How can i parallelize this code using openmp: xp, yp, zp, gpx, gpy, and gpz are known 1D vectors.
for (ies = 0; ies < 1000000; ies++){
for (jes = ies+1; jes < 1000000; jes++){
double dxp = xp[ies] - xp[jes];
double dyp = yp[ies] - yp[jes];
double dzp = zp[ies] - zp[jes];
double distance = sqrt( dxp * dxp + dyp * dyp + dzp * dzp );
double gpspec = gpx[ies] * gpx[jes] + gpy[ies] * gpy[jes] + gpz[ies] * gpz[jes];
#pragma omp parallel for
for (kes = 1; kes <= 100; kes++){
double distan = kes * distance;
E1[kes] = E1[kes] + gpspec * sin(distan) / distan;
}
}
}
Here is a possibility (not tested)
#pragma omp parallel for reduction(+: E1) private(jes, kes) schedule(dynamic)

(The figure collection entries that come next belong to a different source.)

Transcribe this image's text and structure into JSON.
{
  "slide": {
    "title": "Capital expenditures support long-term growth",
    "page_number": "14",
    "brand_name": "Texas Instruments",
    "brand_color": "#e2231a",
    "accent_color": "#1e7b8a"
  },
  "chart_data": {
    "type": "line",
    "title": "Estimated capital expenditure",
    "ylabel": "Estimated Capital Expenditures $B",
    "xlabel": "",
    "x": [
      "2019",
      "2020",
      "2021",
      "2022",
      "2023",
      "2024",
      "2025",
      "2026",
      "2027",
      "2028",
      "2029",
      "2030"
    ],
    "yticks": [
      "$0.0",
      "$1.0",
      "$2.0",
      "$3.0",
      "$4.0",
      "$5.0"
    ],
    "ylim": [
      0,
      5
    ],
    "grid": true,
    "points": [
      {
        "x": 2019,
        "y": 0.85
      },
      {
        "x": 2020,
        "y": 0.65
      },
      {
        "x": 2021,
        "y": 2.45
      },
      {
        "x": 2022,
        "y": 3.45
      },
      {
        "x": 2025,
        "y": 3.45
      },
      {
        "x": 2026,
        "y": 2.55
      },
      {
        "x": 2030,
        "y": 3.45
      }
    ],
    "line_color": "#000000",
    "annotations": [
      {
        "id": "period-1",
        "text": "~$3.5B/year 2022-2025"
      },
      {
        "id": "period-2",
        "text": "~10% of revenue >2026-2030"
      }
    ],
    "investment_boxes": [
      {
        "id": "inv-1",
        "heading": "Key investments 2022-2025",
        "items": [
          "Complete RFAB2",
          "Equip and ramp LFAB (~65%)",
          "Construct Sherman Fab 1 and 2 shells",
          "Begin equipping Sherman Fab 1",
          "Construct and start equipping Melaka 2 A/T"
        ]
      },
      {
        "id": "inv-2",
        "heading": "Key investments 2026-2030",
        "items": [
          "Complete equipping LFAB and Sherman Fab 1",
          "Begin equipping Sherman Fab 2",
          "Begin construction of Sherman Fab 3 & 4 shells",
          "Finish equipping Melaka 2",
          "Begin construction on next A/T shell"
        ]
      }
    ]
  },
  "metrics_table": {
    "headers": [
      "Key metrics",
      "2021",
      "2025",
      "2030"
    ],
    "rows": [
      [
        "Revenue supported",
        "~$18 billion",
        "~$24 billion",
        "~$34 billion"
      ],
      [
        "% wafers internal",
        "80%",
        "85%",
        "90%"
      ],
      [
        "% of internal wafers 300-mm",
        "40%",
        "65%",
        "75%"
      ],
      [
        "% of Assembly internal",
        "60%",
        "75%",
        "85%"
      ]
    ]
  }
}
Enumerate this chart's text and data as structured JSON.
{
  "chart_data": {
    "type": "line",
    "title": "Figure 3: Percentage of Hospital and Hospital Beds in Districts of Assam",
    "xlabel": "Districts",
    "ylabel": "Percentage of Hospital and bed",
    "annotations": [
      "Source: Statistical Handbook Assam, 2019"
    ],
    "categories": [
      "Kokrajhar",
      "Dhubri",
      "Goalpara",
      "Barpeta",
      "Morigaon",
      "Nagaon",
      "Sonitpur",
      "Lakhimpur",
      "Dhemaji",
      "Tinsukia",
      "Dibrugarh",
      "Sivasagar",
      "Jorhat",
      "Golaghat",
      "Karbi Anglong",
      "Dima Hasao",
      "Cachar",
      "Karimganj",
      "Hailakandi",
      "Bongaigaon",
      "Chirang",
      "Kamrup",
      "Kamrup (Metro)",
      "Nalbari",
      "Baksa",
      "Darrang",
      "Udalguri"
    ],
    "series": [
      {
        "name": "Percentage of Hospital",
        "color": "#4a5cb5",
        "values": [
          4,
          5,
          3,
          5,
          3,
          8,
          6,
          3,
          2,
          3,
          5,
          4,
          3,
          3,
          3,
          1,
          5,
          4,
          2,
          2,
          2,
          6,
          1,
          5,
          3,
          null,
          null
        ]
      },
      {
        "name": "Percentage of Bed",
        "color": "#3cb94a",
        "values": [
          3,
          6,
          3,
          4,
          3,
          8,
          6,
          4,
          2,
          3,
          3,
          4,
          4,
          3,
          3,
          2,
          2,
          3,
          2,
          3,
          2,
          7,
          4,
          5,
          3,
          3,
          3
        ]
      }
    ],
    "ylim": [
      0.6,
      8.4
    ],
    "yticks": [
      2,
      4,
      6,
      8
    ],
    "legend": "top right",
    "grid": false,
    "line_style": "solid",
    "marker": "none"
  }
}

for (ies = 0; ies < 1000000; ies++){
for (jes = ies+1; jes < 1000000; jes++){
double dxp = xp[ies] - xp[jes];
double dyp = yp[ies] - yp[jes];
double dzp = zp[ies] - zp[jes];
double distance = sqrt( dxp * dxp + dyp * dyp + dzp * dzp );
double gpspec = gpx[ies] * gpx[jes] + gpy[ies] * gpy[jes] + gpz[ies] * gpz[jes];
for (kes = 1; kes <= 100; kes++){
double distan = kes * distance;
E1[kes] = E1[kes] + gpspec * sin(distan) / distan;
}
}
}
I've put a schedule(dynamic)
to try to compensate the workload imbalance between threads introduced by the triangular aspect of the index domain ies * jes
that the loops cover.
Also depending on the way E1
is defined, this may or may not be accepted by your compiler. But in any case, if the reduction(+: E1)
isn't accepted, there's always the possibility to do the reduction by hand with a critical
construct.